After the devastating Casey report, it is hard to see how public trust in the Metropolitan police could suffer more. Ministers were unable to offer any solutions to bring the reforms we desperately need in policing, but they could at least try not to pass laws that would risk making trust and confidence in the police even worse. Clause 11 will create powers that risk undermining our Peelian principles even further. When Ministers say that it would only be in very unusual circumstances that the powers would be used, I want to stress, why bother? Why bother, when to deal with disruptive protests the police could already use criminal damage, conspiracy to cause criminal damage, trespass, aggravated trespass, public nuisance, breach of the peace and obstruction of the highway? The Minister knows I could keep going. Many protestors have been fined and many have gone to prison using those powers. Thousands of arrests are already made using existing powers, but the Bill is apparently justified by an impact assessment that says it will lead to a few hundred arrests only. The powers are there for the police to use.

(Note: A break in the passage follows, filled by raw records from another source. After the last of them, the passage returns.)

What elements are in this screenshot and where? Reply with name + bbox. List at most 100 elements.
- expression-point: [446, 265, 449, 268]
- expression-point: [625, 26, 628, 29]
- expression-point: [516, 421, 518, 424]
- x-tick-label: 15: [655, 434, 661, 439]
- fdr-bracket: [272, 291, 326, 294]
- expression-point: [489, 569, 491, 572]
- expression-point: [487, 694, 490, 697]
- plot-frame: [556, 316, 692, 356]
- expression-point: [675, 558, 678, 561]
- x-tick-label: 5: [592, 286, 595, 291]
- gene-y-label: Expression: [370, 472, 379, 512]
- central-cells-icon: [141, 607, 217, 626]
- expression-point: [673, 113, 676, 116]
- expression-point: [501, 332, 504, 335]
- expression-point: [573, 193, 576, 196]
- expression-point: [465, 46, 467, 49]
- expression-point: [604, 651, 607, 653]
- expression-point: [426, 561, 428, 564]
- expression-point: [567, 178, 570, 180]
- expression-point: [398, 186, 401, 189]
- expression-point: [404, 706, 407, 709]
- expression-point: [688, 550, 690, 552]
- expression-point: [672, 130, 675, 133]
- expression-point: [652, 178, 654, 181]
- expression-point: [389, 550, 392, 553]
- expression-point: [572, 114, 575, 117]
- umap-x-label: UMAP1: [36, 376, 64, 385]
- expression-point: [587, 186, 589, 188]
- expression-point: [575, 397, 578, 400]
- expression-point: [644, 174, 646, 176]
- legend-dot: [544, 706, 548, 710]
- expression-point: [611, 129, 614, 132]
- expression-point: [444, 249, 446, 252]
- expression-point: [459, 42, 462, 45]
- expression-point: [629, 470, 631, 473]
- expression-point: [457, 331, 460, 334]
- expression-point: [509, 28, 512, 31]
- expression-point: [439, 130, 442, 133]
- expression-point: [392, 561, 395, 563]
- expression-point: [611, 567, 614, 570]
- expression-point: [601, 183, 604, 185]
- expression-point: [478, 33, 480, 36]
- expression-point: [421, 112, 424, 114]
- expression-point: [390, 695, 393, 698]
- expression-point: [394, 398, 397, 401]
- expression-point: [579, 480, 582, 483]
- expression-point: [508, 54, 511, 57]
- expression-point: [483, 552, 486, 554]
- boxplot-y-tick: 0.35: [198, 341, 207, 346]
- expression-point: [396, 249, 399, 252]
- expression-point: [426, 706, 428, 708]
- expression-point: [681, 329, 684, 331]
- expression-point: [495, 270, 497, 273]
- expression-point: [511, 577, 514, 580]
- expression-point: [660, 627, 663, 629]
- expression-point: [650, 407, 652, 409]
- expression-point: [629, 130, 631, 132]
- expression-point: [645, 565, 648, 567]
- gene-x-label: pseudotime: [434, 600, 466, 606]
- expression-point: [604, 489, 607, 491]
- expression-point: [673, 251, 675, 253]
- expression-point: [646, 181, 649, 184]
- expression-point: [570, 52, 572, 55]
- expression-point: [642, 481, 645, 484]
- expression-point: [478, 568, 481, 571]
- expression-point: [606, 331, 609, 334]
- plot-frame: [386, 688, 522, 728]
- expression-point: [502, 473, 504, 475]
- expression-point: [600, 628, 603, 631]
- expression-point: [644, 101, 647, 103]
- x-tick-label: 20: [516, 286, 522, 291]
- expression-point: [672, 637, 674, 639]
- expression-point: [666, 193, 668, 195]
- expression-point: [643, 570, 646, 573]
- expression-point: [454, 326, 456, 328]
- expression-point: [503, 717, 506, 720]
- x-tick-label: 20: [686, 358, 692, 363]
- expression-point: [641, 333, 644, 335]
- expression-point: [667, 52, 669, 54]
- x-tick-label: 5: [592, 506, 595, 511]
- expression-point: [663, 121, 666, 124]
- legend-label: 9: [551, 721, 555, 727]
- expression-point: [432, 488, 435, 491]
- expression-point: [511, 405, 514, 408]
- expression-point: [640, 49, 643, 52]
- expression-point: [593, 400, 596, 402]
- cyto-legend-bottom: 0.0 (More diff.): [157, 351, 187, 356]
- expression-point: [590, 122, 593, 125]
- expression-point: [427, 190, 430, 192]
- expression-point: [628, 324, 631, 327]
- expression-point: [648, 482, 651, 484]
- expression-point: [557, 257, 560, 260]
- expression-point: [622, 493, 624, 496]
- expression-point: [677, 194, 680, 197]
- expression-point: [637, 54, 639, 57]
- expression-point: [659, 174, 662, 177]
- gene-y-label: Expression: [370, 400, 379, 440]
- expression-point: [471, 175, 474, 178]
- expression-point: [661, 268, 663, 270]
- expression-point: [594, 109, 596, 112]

Disruptive protests have a serious impact on infrastructure and on people’s ability to go about their daily lives. Over the course of the passage of the Bill, we have spent many hours on new ways to ensure the police have all the levers they need. We tried to introduce sensible amendments on injunctions. The Government’s response to the problem is a totally disproportionate headline-chasing response that is, depressingly, what we have come to expect. Gone are the days when the Government were interested in passing laws that could fix problems or make things better. The truth is that the Government’s disagreement with the sensible narrowing amendments from the other place will create more problems than it will solve. I urge the Government to think again and to back these common-sense amendments from the other place.